HC Deb 21 January 1947 vol 432 cc17-8
23. Mr. Henderson Stewart

asked the Secretary of State for Scotland the reason for the decline in the numbers of permanent and temporary houses, respectively, built in Scotland during the latter part of 1946; whether it is anticipated this decline will continue; and if he will make a full statement on the position, in order to relieve the anxiety of local authorities and the increasing numbers of people who desire houses.

Mr. Buchanan

While owing to difficulties in the supply of materials and components, the number of houses completed in the latter part of 1946 was fewer than I had hoped for, the monthly average for the last three months was 571 permanent houses and 1,337 temporary houses compared with 244 and 901, respectively, for the previous nine months. As regards the latter part of the Question I would ask the hon. Member to await a White Paper which is shortly to be issued on the housing programme for 1947.

Mr. Stewart

Will the hon.

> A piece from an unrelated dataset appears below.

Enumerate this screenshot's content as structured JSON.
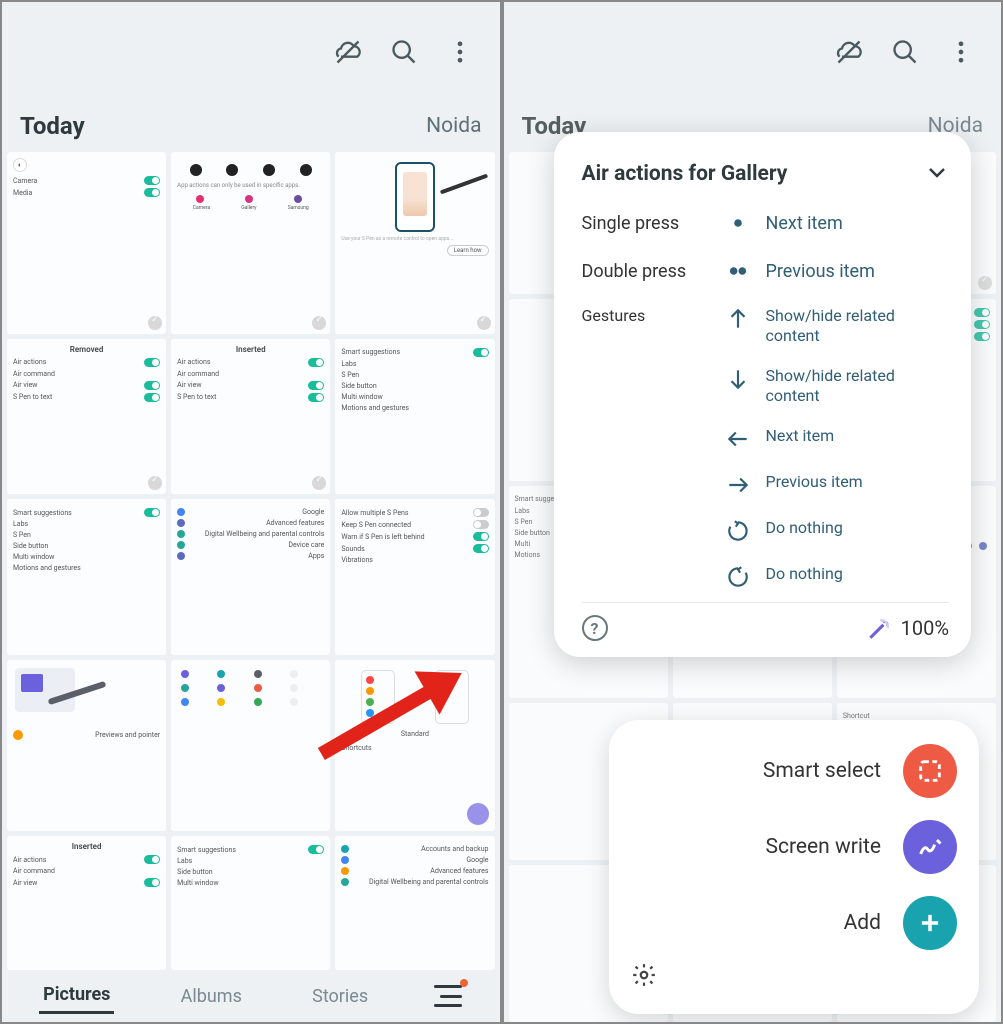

Gentleman tell the House whether, since the number of temporary houses fell steadily from September to November to about half, the same doleful picture is likely to appear in December?

Mr. Buchanan

I have compared the figures for the last three months with those for the previous nine months and they do not show a fall. It may well be that if one takes out one month and compares it with another, a fall may be shown. One reason for the recent numbers may be that sites are short. We could not go into a large number of sites because they were under tillage, and it takes some time to service and slab a site. That may be one of the reasons why temporary houses are not proceeding so fast.

Major Lloyd

Would the hon. Gentleman be prepared to say quite frankly and with his customary honesty that he is just as disappointed and disillusioned with the facts as the Scottish people are?

Mr. Buchanan

I am somewhat taken aback at that description. I am always disappointed with anything in housing unless—[Interruption.]Yes, and who would not be unless everyone was housed? No matter how great the figures were I would still be feeling worried. At no time in my political life have I ever felt happy about any of these matters. All I can say is that in the circumstances and the difficulties—many as they have been—our record these days in the matter is not an unhappy one.